Comme ma chatte semblait être particulièrement taciturne ces derniers temps, ma mère a émis l'hypothèse d'une pseudo dépression à son sujet.
"- Elle ne fait que manger, répétait-elle d'un air soucieux. D'ailleurs elle est franchement grosse.
"- A cause de l'hiver.
"- Et elle ne s'amuse même plus. Elle dort.
"- A cause de l'hiver.
"- Oui mais là, elle dort vraiment beaucoup, et elle ne sort presque plus. C'est mauvais signe pour un chat, ça, très mauvais signe.
Nous avons tous considéré la petite chose d'un oeil torve.
"- En fait, je crois qu'elle est un peu dépressive, a déclaré Maman en lui grattant le ventre (fort gros d'ailleurs, je l'ai déjà dit, étiré comme de la pâte à ballon. Mon chat, boulimique?)
Pendant trois jours, nous avons observé le matou histoire de voir si elle couvait une quelconque forme de maladie psychologique grave. Nous ne faisions pas de bruit en entrant dans les pièces où elle dormait. Nous servions des doses précises de croquettes. Nous la prenions dans nos bras avec une délicatesse surévaluée (constatant qu'elle devenait de plus en plus lourde). Et nous en parlions à tous les repas.
"- Elle a quel âge déjà?
"- Euh.. Six.. Huit.. Neuf.. Euh.. J'en sais rien. On va dire quatre."
Puis Maman a décidé de l'emmener chez le vétérinaire, "juste pour voir".
Et le verdict est tombé.
Elle va avoir des potits bébés.
Finalement, elle avait peut-être un peu plus que quatre mois.
Evidemment, Papa a piqué sa crise en hurlant qu'on était des irresponsables et qu'il refusait que sa belle maison soit envahie par les chats (surtout des chats qui font des chats qui font des chats. Enfin ça, c'est la nature, papa.)
Je commence à rechercher des inscriptions pour les futurs chatons. Mais comme ma rue est déjà truffée d'annonces pour en donner, je crois que je vais avoir du mal.
"- Si on arrive pas à les placer, c'est toi qui les tuera, s'est empressée de dire ma mère. Tu te débrouilleras."
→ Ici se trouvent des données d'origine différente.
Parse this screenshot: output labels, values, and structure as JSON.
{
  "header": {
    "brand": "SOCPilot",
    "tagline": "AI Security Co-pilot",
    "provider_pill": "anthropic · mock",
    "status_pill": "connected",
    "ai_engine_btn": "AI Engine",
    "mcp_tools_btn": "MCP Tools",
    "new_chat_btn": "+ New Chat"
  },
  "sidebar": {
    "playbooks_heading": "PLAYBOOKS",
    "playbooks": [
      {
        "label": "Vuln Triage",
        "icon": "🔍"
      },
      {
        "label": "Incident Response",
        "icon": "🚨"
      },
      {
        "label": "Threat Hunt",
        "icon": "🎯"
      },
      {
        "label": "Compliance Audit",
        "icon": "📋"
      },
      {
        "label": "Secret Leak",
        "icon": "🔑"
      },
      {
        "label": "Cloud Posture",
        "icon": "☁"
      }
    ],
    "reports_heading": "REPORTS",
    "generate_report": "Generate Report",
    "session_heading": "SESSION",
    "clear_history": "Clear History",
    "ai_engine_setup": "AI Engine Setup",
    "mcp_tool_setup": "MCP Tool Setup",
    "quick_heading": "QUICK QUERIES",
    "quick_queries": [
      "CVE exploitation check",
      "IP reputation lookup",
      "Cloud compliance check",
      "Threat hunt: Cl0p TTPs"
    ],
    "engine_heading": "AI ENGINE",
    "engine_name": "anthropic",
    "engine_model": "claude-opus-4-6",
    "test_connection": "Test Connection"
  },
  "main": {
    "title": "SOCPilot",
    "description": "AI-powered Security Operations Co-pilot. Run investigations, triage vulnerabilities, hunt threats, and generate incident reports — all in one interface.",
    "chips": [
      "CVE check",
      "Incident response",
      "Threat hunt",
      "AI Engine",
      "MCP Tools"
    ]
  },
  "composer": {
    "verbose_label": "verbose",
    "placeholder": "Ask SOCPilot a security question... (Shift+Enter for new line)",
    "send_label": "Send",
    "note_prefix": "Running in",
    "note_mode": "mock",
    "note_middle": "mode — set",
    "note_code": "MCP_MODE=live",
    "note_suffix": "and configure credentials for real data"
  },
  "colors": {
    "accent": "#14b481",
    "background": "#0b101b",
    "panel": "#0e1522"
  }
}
Donc voilà, si vous habitez la région parisienne, et que vous voulez un chat, merci de m'envoyer un mail, je vous contacterai dans les semaines à venir (n'ayant pas spécialement envie de tuer des chatons. Enfin je le ferai si j'y suis obligée: mieux vaut les voir s'éteindre tout doucement plutôt que de les laisser crever de faim dehors avec les autres chats de gouttière. La mort, des fois, c'est une question d'humanité.)
[Et puis après, évidemment, faire opérer le chat qui n'a pas quatre, mais dix mois]
Mon frère lui aussi a fait passer le message. Il est revenu tout content hier, rayonnant de sa bonne action, clamant dans la cuisine:
"- Des enfants de ma classe veulent les petits chats! Brian en prend trois, Julie deux, et Marc quatre. Voilà. Ils vont demander à leurs parents."
Et de me faire un immense sourire, de la neige au bout du nez.
[Non, finalement je crois que je n'aurai jamais le courage de les tuer s'ils naissent. Faible; mais, au moins, pas détachée de la sensibilité la plus basique. Je peux en parler un peu froidement maintenant, parce que pour moi ils ne sont rien, ils sont hypothétiques. Mais dès que je les verrai, je sais bien qu'il me sera impossible de les imaginer dans un sac avec de l'éther..
J'ai toujours eu peur de cette part de moi, la part un peu sadique, celle qui sait qu'elle peut blesser et faire mourir, et qui en est étrangement fascinéee. On l'a tous plus ou moins, mais je ne sais pas comment contrer la mienne, elle déborde parfois sur moi-même et je me dégoûte. C'est celle qui regarde les animaux et les humains agoniser sans pouvoir détacher son regard même si elle est révulsée. Celle qui se dit, chaque fois qu'elle se trouve en face de quelqu'un, qu'elle aurait la possibilité de le tuer; chaque fois qu'elle se perd dans la foule, qu'elle pourrait se faire exploser au milieu d'eux. Et actuellement, celle qui pense aux chatons sans repousser avec autant de hargne qu'elle voudrait l'idée de leur mort. Malsain.]